本件原告廖新田起訴時,原係聲明:「再申訴評議決定及原處分均撤銷。確認原告於借調期間在被告之校長選舉權與被選舉權資格存在。被告應給付原告新臺幣(下同)1元。訴訟費用由被告負擔。」(本院卷第11頁)。嗣於本院民國109年7月22日準備程序期日時變更訴之聲明第一項為:「再申訴評議決定撤銷」(本院卷第350頁)。又於109年
8 月20日以「行政綜合辯論意旨書狀」撤回訴之聲明第二項(本院卷第440頁),並於109年9月3日言詞辯論期日變更訴之聲明第一項為:「確認被告107 年10月12日臺藝大人字第1071800492 號書函(按:即原處分)違法」(本院卷第472頁);再於109 年10月22日言詞辯論時確認其訴之聲明為:
「確認被告107 年10月12日臺藝大人字第1071800492號書函違法。確認原告自裁判日起至民國111年1月11日借調期間之校長選舉人資格存在。被告應給付原告新臺幣(下同)壹元。訴訟費用由被告負擔。」(本院卷第645、646頁)。原告於最後言詞辯論程序所確認之訴之聲明,較諸其於起訴時訴之聲明,其中第一項聲明部分,乃係因原處分所認定原告於107年10月16日之被告國立臺灣藝術大學校長選舉中不具有行使投票權資格之規制效力,已因該次選舉辦理完畢,而無法回復原告得於該次選舉行使選舉權之狀態,原告於起訴時,既主張原處分違法,即應就此部分提起確認行政處分違法之訴(行政訴訟法第6條第1項),而非撤銷訴訟,是原告顯有應提起確認訴訟,而誤為提起撤銷訴訟之情;又原告就此部分所為訴之變更,既與變更前之聲明同係主張原處分違法,亦應無礙於被告之防禦;而就第二項聲明部分,原告於本件訴訟程序進行中固反覆為撤回、追加(並將「借調期間」修正為「自裁判日起至111年1月11日借調期間」,另將「校長選舉權與被選舉權資格」減縮為「校長選舉人資格」),惟此項聲明與第一項聲明之訴訟資料共通,同樣亦不致於妨礙被告之防禦,是本院認原告所為訴之追加及變更均屬適當,應予准許。至被告辯稱本件並無任何情事變更之事由發生,原告所為訴之變更不符合行政訴訟法第111條第3項第3款規定,本件亦無同法第196條第2 項規定之適用等語(本院卷第489頁至第493頁),惟本院並非以原告所為訴之變更符合行政訴訟法第111條第3項第3 款規定,而予以准許,自無被告上揭情詞所述之問題,此合先敘明
二、事實概要:原告係被告所屬藝術管理與文化政策研究所(下稱藝管所)教授,於107年2月12日借調擔任國立歷史博物館(下稱史博館)館長一職。因被告於107 年10月16日辦理校長續任選舉,原告遂於107年10月9日陳請其任職之藝管所簽請承辦單位核發選票,經被告以107 年10月12日臺藝大人字第1071800492號書函(下稱原處分),函復原告依被告教師借調處理要點(下稱借調要點)第5點第3項規定(即107年5月24日增修之第5點第3項規定,下稱系爭規定)於借調期間未具行使同意權之資格。

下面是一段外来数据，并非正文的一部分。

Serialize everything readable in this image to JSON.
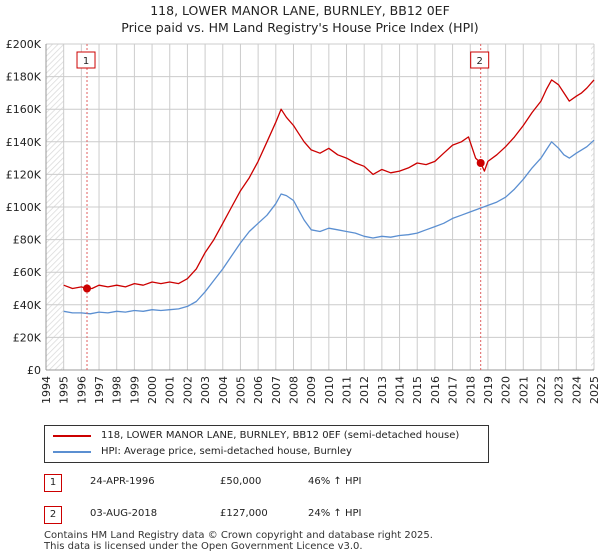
{
  "header": {
    "title_line1": "118, LOWER MANOR LANE, BURNLEY, BB12 0EF",
    "title_line2": "Price paid vs. HM Land Registry's House Price Index (HPI)"
  },
  "colors": {
    "property": "#cc0000",
    "hpi": "#5b8fd1",
    "grid": "#cccccc",
    "hatch": "#d8d8d8",
    "marker_line": "#e06060"
  },
  "chart_data": {
    "type": "line",
    "title": "118, LOWER MANOR LANE, BURNLEY, BB12 0EF — Price paid vs. HM Land Registry's House Price Index (HPI)",
    "xlabel": "",
    "ylabel": "",
    "xlim": [
      1994,
      2025
    ],
    "ylim": [
      0,
      200000
    ],
    "y_ticks": [
      0,
      20000,
      40000,
      60000,
      80000,
      100000,
      120000,
      140000,
      160000,
      180000,
      200000
    ],
    "y_tick_labels": [
      "£0",
      "£20K",
      "£40K",
      "£60K",
      "£80K",
      "£100K",
      "£120K",
      "£140K",
      "£160K",
      "£180K",
      "£200K"
    ],
    "x_ticks": [
      "1994",
      "1995",
      "1996",
      "1997",
      "1998",
      "1999",
      "2000",
      "2001",
      "2002",
      "2003",
      "2004",
      "2005",
      "2006",
      "2007",
      "2008",
      "2009",
      "2010",
      "2011",
      "2012",
      "2013",
      "2014",
      "2015",
      "2016",
      "2017",
      "2018",
      "2019",
      "2020",
      "2021",
      "2022",
      "2023",
      "2024",
      "2025"
    ],
    "grid": true,
    "legend_position": "below",
    "series": [
      {
        "name": "118, LOWER MANOR LANE, BURNLEY, BB12 0EF (semi-detached house)",
        "color": "#cc0000",
        "x": [
          1995.0,
          1995.5,
          1996.0,
          1996.32,
          1996.6,
          1997.0,
          1997.5,
          1998.0,
          1998.5,
          1999.0,
          1999.5,
          2000.0,
          2000.5,
          2001.0,
          2001.5,
          2002.0,
          2002.5,
          2003.0,
          2003.5,
          2004.0,
          2004.5,
          2005.0,
          2005.5,
          2006.0,
          2006.5,
          2007.0,
          2007.3,
          2007.6,
          2008.0,
          2008.3,
          2008.6,
          2009.0,
          2009.5,
          2010.0,
          2010.5,
          2011.0,
          2011.5,
          2012.0,
          2012.5,
          2013.0,
          2013.5,
          2014.0,
          2014.5,
          2015.0,
          2015.5,
          2016.0,
          2016.5,
          2017.0,
          2017.5,
          2017.9,
          2018.3,
          2018.59,
          2018.8,
          2019.0,
          2019.5,
          2020.0,
          2020.5,
          2021.0,
          2021.5,
          2022.0,
          2022.3,
          2022.6,
          2023.0,
          2023.3,
          2023.6,
          2024.0,
          2024.3,
          2024.6,
          2025.0
        ],
        "values": [
          52000,
          50000,
          51000,
          50000,
          50000,
          52000,
          51000,
          52000,
          51000,
          53000,
          52000,
          54000,
          53000,
          54000,
          53000,
          56000,
          62000,
          72000,
          80000,
          90000,
          100000,
          110000,
          118000,
          128000,
          140000,
          152000,
          160000,
          155000,
          150000,
          145000,
          140000,
          135000,
          133000,
          136000,
          132000,
          130000,
          127000,
          125000,
          120000,
          123000,
          121000,
          122000,
          124000,
          127000,
          126000,
          128000,
          133000,
          138000,
          140000,
          143000,
          130000,
          127000,
          122000,
          128000,
          132000,
          137000,
          143000,
          150000,
          158000,
          165000,
          172000,
          178000,
          175000,
          170000,
          165000,
          168000,
          170000,
          173000,
          178000
        ]
      },
      {
        "name": "HPI: Average price, semi-detached house, Burnley",
        "color": "#5b8fd1",
        "x": [
          1995.0,
          1995.5,
          1996.0,
          1996.5,
          1997.0,
          1997.5,
          1998.0,
          1998.5,
          1999.0,
          1999.5,
          2000.0,
          2000.5,
          2001.0,
          2001.5,
          2002.0,
          2002.5,
          2003.0,
          2003.5,
          2004.0,
          2004.5,
          2005.0,
          2005.5,
          2006.0,
          2006.5,
          2007.0,
          2007.3,
          2007.6,
          2008.0,
          2008.3,
          2008.6,
          2009.0,
          2009.5,
          2010.0,
          2010.5,
          2011.0,
          2011.5,
          2012.0,
          2012.5,
          2013.0,
          2013.5,
          2014.0,
          2014.5,
          2015.0,
          2015.5,
          2016.0,
          2016.5,
          2017.0,
          2017.5,
          2018.0,
          2018.5,
          2019.0,
          2019.5,
          2020.0,
          2020.5,
          2021.0,
          2021.5,
          2022.0,
          2022.3,
          2022.6,
          2023.0,
          2023.3,
          2023.6,
          2024.0,
          2024.3,
          2024.6,
          2025.0
        ],
        "values": [
          36000,
          35000,
          35000,
          34500,
          35500,
          35000,
          36000,
          35500,
          36500,
          36000,
          37000,
          36500,
          37000,
          37500,
          39000,
          42000,
          48000,
          55000,
          62000,
          70000,
          78000,
          85000,
          90000,
          95000,
          102000,
          108000,
          107000,
          104000,
          98000,
          92000,
          86000,
          85000,
          87000,
          86000,
          85000,
          84000,
          82000,
          81000,
          82000,
          81500,
          82500,
          83000,
          84000,
          86000,
          88000,
          90000,
          93000,
          95000,
          97000,
          99000,
          101000,
          103000,
          106000,
          111000,
          117000,
          124000,
          130000,
          135000,
          140000,
          136000,
          132000,
          130000,
          133000,
          135000,
          137000,
          141000
        ]
      }
    ],
    "sale_markers": [
      {
        "id": "1",
        "x": 1996.32,
        "value": 50000
      },
      {
        "id": "2",
        "x": 2018.59,
        "value": 127000
      }
    ]
  },
  "legend": {
    "property_label": "118, LOWER MANOR LANE, BURNLEY, BB12 0EF (semi-detached house)",
    "hpi_label": "HPI: Average price, semi-detached house, Burnley"
  },
  "transactions": [
    {
      "id": "1",
      "date": "24-APR-1996",
      "price": "£50,000",
      "hpi_change": "46% ↑ HPI"
    },
    {
      "id": "2",
      "date": "03-AUG-2018",
      "price": "£127,000",
      "hpi_change": "24% ↑ HPI"
    }
  ],
  "footer": {
    "line1": "Contains HM Land Registry data © Crown copyright and database right 2025.",
    "line2": "This data is licensed under the Open Government Licence v3.0."
  }
}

原告不服,向被告教師申訴評議委員會(下稱被告申評會)提起申訴。案經被告申評會以原處分(申訴評議決定稱之為「原措施」,然亦認為該措施係屬於行政處分)確屬侵害原告權益及借調要點業經修正為由,作成「申訴部分有理由,原措施關於適用『國立臺灣藝術大學教師借調處理要點』第8 次校教評會議通過第5點第3項之增修(107.5.24通過),而於107 年10月12日所發與申訴人臺藝大人字第1071800492號函不予維持,原措施單位應另為處置。其餘申訴不受理」之評議決定,並由被告以108年5月16日臺藝大秘字第1081700076號函檢送申訴評議書給原告及被告人事室。被告不服評議決定有理由之部分,向教育部中央教師申訴評議委員會(下稱中央申評會)提起再申訴,經該會以借調要點得訂定較教師借調處理原則(下稱借調原則)更為嚴格之借調規定,原處分依當時有效之借調要點否准原告行使選舉權並無違誤為由,於108年11月25日作成「再申訴有理由,原申訴評議決定不予維持,本件原措施應予維持」之評議決定,並由教育部以108年12月4日臺教法㈢字第1080147231號函檢附再申訴評議書送達兩造。原告不服,遂於109年2月3日(本院收文日)提起本件行政訴訟。
三、原告起訴主張及聲明:㈠關於訴之聲明的說明:
⒈就第一項訴之聲明部分:
⑴原告提起本件行政訴訟有權利保護必要:
①原告依舊是處於借調期間,在此期間,原告將因原處
分而無法具有校長選舉同意權及被選舉權之資格,被告自始至終都否定原告在借調期間具有專任教師之資格,是原告參與校長選舉同意權或專任教師之身分與權益等,均因原處分而處於權利受侵害與不確定之狀態中,需仰賴本案救濟始能獲得補救。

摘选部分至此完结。